Когда терпение Виктора было уже на исходе — ну разве можно столько спать?! — Юри наконец проснулся. Вышел из своей спальни, сонный и растрепанный, и замер на пороге банкетного зала. Виктор, распаковывающий от нечего делать свой багаж, обернулся, услышав его шаги.
— Доброе утро, Юри!
Юри выглядел неважно. Бледный, круги под глазами. На Виктора он смотрел так, словно сомневался, что в самом деле проснулся.
— В-виктор? — осторожно спросил он. — Что ты здесь делаешь?
“А на что это похоже?” — чуть не ответил Виктор, но сдержался.
Подошел ближе, втащил за руку в комнату, закрыл дверь.
— Есть разговор.
Рука у Юри была ледяной — плохой знак; похоже, Виктор ошибся, нет у него и пары месяцев. В любом случае тянуть он не собирался.
— Видел твое катание, — непринужденно сообщил Виктор, не отпуская его руку.
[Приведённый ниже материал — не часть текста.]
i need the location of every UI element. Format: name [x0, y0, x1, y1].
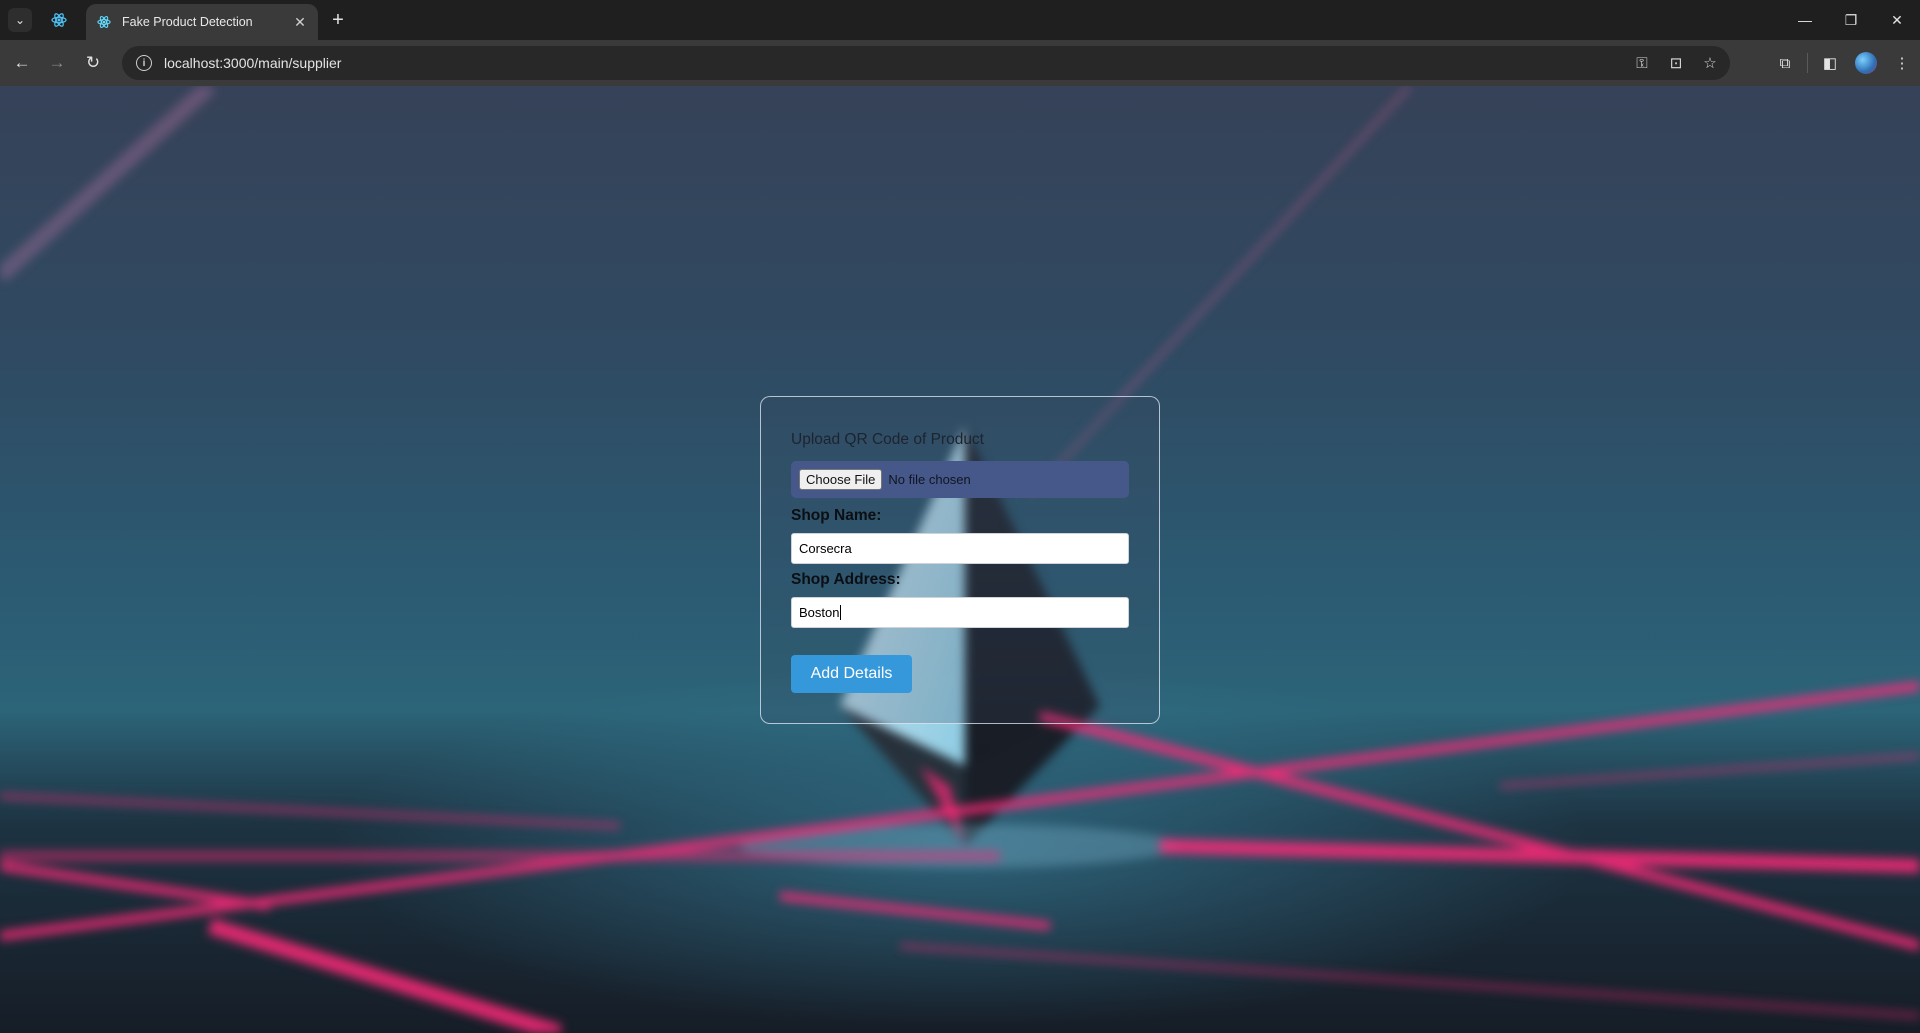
shop-name-label: Shop Name: — [791, 507, 882, 524]
new-tab-button[interactable]: + — [326, 8, 350, 32]
upload-qr-label: Upload QR Code of Product — [791, 431, 984, 448]
active-tab[interactable]: Fake Product Detection ✕ — [86, 4, 318, 40]
supplier-form-card: Upload QR Code of Product Choose File No… — [760, 396, 1160, 724]
tab-title: Fake Product Detection — [122, 15, 253, 29]
star-icon[interactable]: ☆ — [1700, 54, 1720, 72]
add-details-button[interactable]: Add Details — [791, 655, 912, 693]
reload-icon[interactable]: ↻ — [79, 49, 107, 77]
kebab-menu-icon[interactable]: ⋮ — [1884, 40, 1920, 86]
forward-arrow-right-icon[interactable]: → — [43, 49, 71, 77]
extensions-puzzle-icon[interactable]: ⧉ — [1767, 40, 1803, 86]
address-bar-actions: ⚿ ⊡ ☆ — [1632, 46, 1720, 80]
install-icon[interactable]: ⊡ — [1666, 54, 1686, 72]
toolbar-right: ⧉ ◧ ⋮ — [1767, 40, 1920, 86]
file-status-text: No file chosen — [888, 472, 971, 487]
choose-file-button[interactable]: Choose File — [799, 469, 883, 490]
favicon-react-icon — [96, 14, 112, 30]
react-icon — [51, 13, 67, 27]
page-viewport: Upload QR Code of Product Choose File No… — [0, 86, 1920, 1033]
shop-name-input[interactable]: Corsecra — [791, 533, 1129, 564]
tab-close-icon[interactable]: ✕ — [292, 14, 308, 31]
shop-name-value: Corsecra — [799, 541, 852, 556]
tab-search-chevron-down-icon[interactable]: ⌄ — [8, 8, 32, 32]
back-arrow-left-icon[interactable]: ← — [8, 49, 36, 77]
window-controls: — ❐ ✕ — [1782, 0, 1920, 40]
side-panel-icon[interactable]: ◧ — [1812, 40, 1848, 86]
qr-file-input[interactable]: Choose File No file chosen — [791, 461, 1129, 498]
restore-button[interactable]: ❐ — [1828, 0, 1874, 40]
tab-strip: ⌄ Fake Product Detection ✕ + — ❐ ✕ — [0, 0, 1920, 40]
avatar — [1855, 52, 1877, 74]
address-bar[interactable]: i localhost:3000/main/supplier ⚿ ⊡ ☆ — [122, 46, 1730, 80]
pinned-tab[interactable] — [44, 8, 74, 32]
shop-address-label: Shop Address: — [791, 571, 901, 588]
url-text[interactable]: localhost:3000/main/supplier — [164, 55, 341, 71]
shop-address-value: Boston — [799, 605, 840, 620]
profile-avatar[interactable] — [1848, 40, 1884, 86]
site-info-icon[interactable]: i — [136, 55, 152, 71]
text-caret — [840, 605, 842, 620]
shop-address-input[interactable]: Boston — [791, 597, 1129, 628]
toolbar-divider — [1807, 53, 1808, 73]
browser-toolbar: ← → ↻ i localhost:3000/main/supplier ⚿ ⊡… — [0, 40, 1920, 86]
key-icon[interactable]: ⚿ — [1632, 55, 1652, 72]
minimize-button[interactable]: — — [1782, 0, 1828, 40]
close-window-button[interactable]: ✕ — [1874, 0, 1920, 40]
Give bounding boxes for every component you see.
Юри вздрогнул, как от удара, начал извиняться.
— Ничего, ничего, — остановил его Виктор, — я не поэтому приехал.
Вообще-то, как раз поэтому, но…
— Дай угадаю: в последнее время ты себя неважно чувствуешь, все время холодно, вся еда безвкусная, думать можешь только обо мне.
Краска залила лицо Юри; спохватившись, Виктор понял, что последняя фраза прозвучала двусмысленно. Юри ведь не знал, что одержимость обратившим была одним из симптомов, не больше.
— В этом нет твоей вины, — быстро сказал он. — Только моя.
Вдох-выдох.
— Прости, я нечаянно тебя обратил.
Юри смотрел непонимающе.
— Я вампир, — слова дались тяжело, Виктор раньше такого не говорил. — Я тебя укусил.
Глаза у Юри расширились.
— Да?!
— Сочи, — мягко напомнил Виктор. — Мы столкнулись в туалете.
Юри помотал головой.
— Не помню, — сказал он, нахмурившись. — Я пла… расстроился, потерял сознание.
— На банкет не пошел, — подсказал Виктор.
Юри кивнул. Он явно сомневался; впрочем, какая разница.
Виктор быстро закатал рукав на левой руке, выпустил клыки, прокусил запястье и поднес к губам Юри.
— Пей.
В глазах у Юри вспыхнули красные огоньки, на мгновение стало страшно. А потом, повинуясь инстинкту, Юри почти нежно прильнул губами к запястью, сделал глоток… Мир вспыхнул, сделался ярче. Виктор к такому был не готов. Он думал, будет больно, тяжело, но не предполагал, что будет взлетать с каждым чужим глотком все выше, чувствовать, как его жизнь перетекает в Юри, становится больше, сильнее, как бьется сердце Юри — словно одно на двоих, все ускоряясь, чтобы потом замереть, рассыпавшись на тысячу осколков.
Повисла тишина.
— Что это было? — Юри смотрел на него недоверчиво, тяжело дыша.
Повинуясь порыву, Виктор наклонился к нему, поцеловал в приоткрытый рот, слизал с его губ собственную кровь.
— Обращение, — улыбнулся он, отстранившись. — Теперь ты тоже вампир.